Reading the letter against free bus pass holders, with pensioners in particular labelled as being just another type of “benefit scrounger”.
One hardly knows where to start, or stop, given that the Derbyshire Times was published just days day after that very group of British citizens commemorated husbands, fathers, brothers, uncles and granddads who died in their millions.
Far from being benefit scroungers, pensioner passholders are in fact the only public transport users who have paid their fares hundreds of times over from ones like my great-grandfather who started work in a colliery aged 13 years , and who was still breaking a sweat of a day when he collapsed and died from a brain aneurysm at the age of 80.
When I and other young people were given free bus passes too, I made use of them, but I always knew that it was wrong to give them to us - unlike our parents, grandparents and great-grandparents, we had contributed nothing to the economy, so were taking out where we had not paid in - economic insanity by any measure.
Today young people pay the bus companies for a ticket, only to get it reimbursed by Derbyshire County Council.
Nobody under the age of 25 should get free public transport - if parents cannot or will not be a free taxi service (more fool them) and cannot afford public transport, young people should walk or use their pocket money.
Just think of the massive boon to public health of flabby, slouching, computer screen teenagers walking to school/college/training/work and back every day.
My grandparents walked three miles to school and back daily from the age of eight and remain whippet slim despite eating like horses and all the stuff that has the food faddists shrieking with horror - butter, milk, red meat, etc.
Also think of the effortless teaching of a life lesson in fiscal responsibility - everything costs money, so be careful how you spend what you have.
The problems with the UK’s public transport system stretch back to the 1950s, and are nothing to do with the elderly pensioners Mr Gould writes about with such contempt and derision.
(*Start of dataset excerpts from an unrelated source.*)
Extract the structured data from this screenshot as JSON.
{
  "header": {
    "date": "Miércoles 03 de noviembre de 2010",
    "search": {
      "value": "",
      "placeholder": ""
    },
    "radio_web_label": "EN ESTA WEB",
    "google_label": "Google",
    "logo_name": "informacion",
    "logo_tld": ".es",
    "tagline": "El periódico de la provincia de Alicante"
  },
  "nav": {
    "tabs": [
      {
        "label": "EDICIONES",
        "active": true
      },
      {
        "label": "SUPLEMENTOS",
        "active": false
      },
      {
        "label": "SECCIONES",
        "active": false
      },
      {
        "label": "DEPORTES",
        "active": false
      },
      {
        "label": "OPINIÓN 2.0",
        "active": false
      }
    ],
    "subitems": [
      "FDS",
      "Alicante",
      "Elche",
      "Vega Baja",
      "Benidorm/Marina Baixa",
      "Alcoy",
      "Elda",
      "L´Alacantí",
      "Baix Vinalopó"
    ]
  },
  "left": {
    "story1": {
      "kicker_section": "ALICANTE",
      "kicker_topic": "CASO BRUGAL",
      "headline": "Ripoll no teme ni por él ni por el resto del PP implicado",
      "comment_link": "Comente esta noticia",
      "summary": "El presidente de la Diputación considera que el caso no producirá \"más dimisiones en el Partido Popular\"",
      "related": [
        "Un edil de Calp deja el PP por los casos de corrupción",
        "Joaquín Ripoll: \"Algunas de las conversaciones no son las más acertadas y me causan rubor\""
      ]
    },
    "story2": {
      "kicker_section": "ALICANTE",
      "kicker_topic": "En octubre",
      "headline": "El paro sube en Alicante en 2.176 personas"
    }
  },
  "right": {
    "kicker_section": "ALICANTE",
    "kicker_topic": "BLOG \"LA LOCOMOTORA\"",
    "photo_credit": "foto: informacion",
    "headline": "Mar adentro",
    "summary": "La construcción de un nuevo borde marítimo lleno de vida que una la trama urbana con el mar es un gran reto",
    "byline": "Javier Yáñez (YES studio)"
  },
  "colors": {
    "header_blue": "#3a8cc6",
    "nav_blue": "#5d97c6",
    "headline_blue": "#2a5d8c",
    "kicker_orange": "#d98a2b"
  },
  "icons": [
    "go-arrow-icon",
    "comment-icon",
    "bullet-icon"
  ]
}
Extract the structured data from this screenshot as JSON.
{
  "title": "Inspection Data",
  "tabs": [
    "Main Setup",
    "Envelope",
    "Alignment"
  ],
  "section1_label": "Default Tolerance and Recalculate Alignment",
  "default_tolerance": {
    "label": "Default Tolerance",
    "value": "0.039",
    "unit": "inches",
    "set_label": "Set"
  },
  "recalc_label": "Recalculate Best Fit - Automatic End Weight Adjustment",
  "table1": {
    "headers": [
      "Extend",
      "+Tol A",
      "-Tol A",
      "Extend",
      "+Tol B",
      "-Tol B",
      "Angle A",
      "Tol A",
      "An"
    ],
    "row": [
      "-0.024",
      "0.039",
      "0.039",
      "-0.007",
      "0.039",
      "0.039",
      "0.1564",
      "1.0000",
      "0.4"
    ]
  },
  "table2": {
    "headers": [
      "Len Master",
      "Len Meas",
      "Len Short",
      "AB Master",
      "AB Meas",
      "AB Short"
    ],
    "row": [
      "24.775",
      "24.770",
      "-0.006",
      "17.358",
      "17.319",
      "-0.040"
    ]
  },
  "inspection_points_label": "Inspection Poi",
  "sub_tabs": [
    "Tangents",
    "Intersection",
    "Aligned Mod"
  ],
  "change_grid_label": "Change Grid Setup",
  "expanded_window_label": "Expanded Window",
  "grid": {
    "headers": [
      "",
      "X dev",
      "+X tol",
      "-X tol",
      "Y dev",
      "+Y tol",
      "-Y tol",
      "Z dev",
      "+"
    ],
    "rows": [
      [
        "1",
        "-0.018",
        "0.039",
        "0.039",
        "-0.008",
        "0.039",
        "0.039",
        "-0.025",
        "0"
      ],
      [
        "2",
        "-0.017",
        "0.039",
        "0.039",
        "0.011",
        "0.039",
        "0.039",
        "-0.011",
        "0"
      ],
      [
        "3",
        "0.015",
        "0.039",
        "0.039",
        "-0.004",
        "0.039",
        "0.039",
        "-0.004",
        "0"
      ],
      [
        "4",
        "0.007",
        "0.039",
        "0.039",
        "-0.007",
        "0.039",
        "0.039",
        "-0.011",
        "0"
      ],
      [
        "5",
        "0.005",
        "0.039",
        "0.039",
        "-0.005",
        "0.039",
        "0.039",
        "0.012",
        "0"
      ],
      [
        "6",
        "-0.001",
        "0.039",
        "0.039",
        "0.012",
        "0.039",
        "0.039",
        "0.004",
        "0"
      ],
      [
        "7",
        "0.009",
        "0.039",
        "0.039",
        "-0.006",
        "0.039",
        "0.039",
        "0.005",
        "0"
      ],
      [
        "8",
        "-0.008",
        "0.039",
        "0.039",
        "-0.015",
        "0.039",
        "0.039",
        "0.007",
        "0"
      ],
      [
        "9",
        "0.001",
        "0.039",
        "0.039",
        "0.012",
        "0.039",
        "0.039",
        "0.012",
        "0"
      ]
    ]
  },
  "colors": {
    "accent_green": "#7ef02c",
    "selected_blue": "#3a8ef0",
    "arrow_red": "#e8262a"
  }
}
Until that period this nation had the world’s finest public transport, a fully-integrated national network of trains, trams and buses that operated to integrated timetables.
The Anglophile American writer Bill Bryson was able to backpack around Britain on public transport without ever having to worry that he would get off a train in some tiny rural halt and find himself stranded. Buses linked into trams and trains. But thencentral and local Government ministers in bed with car manufacturing firms ripped up the tramlines and closed down all the “feeder” stations that delivered customers to the main lines.
As one long-time railway employee said to me at Chesterfield Station: “It was like wanting to put more water in the Thames but then damming up all the tributaries to it.”
Once the captive motorist had no alternative, road network maintenance and repair monies were used and we still in the 21st century have no main motorway joining London to Edinburgh.
Now slowly the trams and trains are coming back - but piecemeal. In Derbyshire, Bolsover, a key commuter hub/suburb, has been abandoned as the only town with no regenerated public railway line - it took 12 minutes by train from Bolsover to Chesterfield, it takes 40 in a car on a good day.
Both Markham Vale (commercial stop) and Carr Vale (residential stop) are ideal for a train line that could be linked up to the Robin Hood line at Creswell, Whitwell and also with Mansfield.
Bus companies make no effort to integrate their routes with train and tram services - you can get off a tram at Halfway near Eckington and if you time it wrong your wait for a bus service is in hours not minutes.
Instead of sensible plans and investments like reopening and recreating the vast national network of train and tramways, we have ridiculous follies like HS2, which will wreak havoc for no benefit, and no building of desperately needed linked-up rail, road and airport infrastructure outside London because the scam that is global warming has completely sold people on the insanity that the Industrial Revolution and modern technology is somehow a bad thing (both have saved millions of lives).
The blame lies squarely with those who will not grasp the nettle and who want it, but want to have it without paying for it and would like it to magically appear to avoid the inevitable temper tantrums of the eco-industry which has already driven our National Grid straight into the ground over wind farms.